One month after Japan lifted a two-year ban on U.S. beef, risk materials that could potentially cause mad cow disease, or bovine spongiform encephalopathy, was found in shipment of meat from a New York facility on Friday.
"The bone marrow of cattle is considered a special risk factor," said Hsiao. "According to the conditions outlined by the Department of Health, all imported beef must be deboned and should not include any other parts such as internal organs."
Moreover, all imported U.S. beef must be from animals under 30 months of age, the conditions state, in contrast to Japan's criteria of 20 months or younger.
Hsiao said that the health agency is in the process of collecting the necessary information on the contaminated shipment to Japan in order to undertake a comprehensive assessment of the meat safety issue.
The DOH has also commissioned experts to examine the management process in the U.S. meatpacking industry, he added.
On January 11, the DOH held a meeting to discuss the possibility of lifting the two-year ban on U.S. beef. Experts at the meeting concluded that Taiwan should re-introduce U.S. beef to the market as long as the conditions set by the DOH are met, Hsiao said.
However, only 10 out of the 17 experts invited were present at the meeting, he added.
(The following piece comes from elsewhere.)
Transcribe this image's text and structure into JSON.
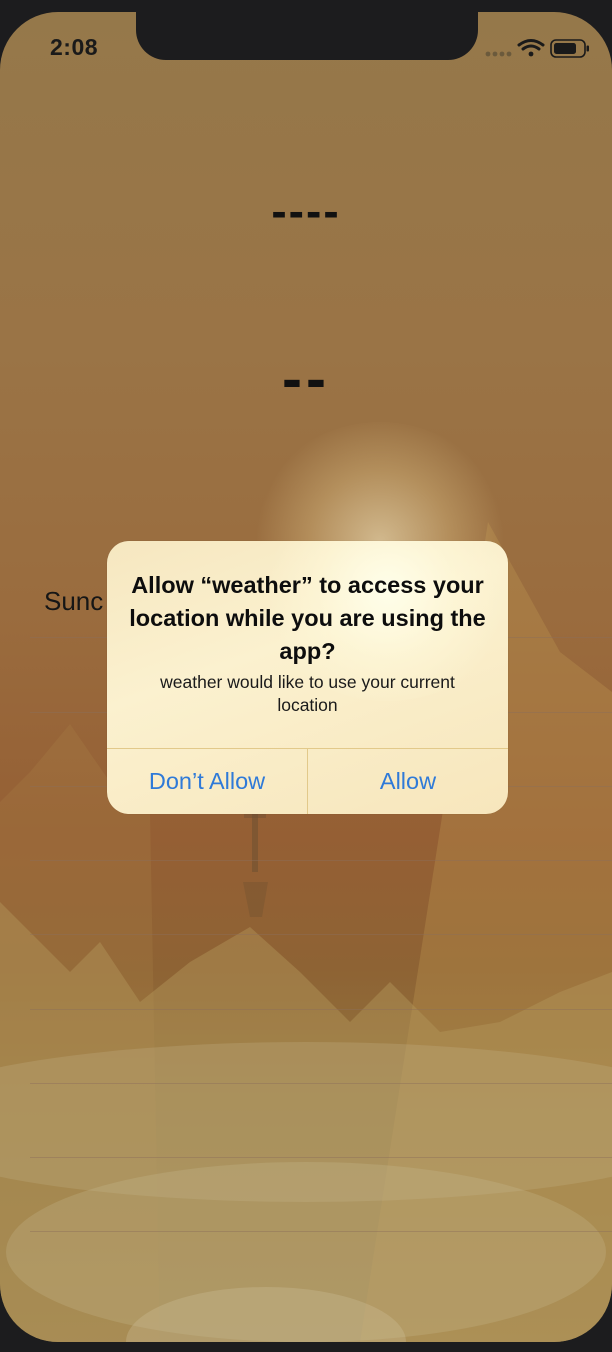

Leaders from various opposition parties have condemned the decision by the DOH to lift the ban, calling it "unwise" and "hazardous" to the health of the public. Some lawmakers charged that many of the so-called experts on the panel have personal contacts with the U.S. meat industry, which amounts to a conflict of interest.
Taiwan suspended all importations of beef, live cattle, and other beef products from the U.S. in December 2003 when a case of mad cow disease was discovered in Washington State.
In April last year, the ban was temporarily lifted to allow the importation of boneless beef from animals under 30 months of age. However, within two months, the ban was reinstated after a second case of BSE was confirmed in the U.S.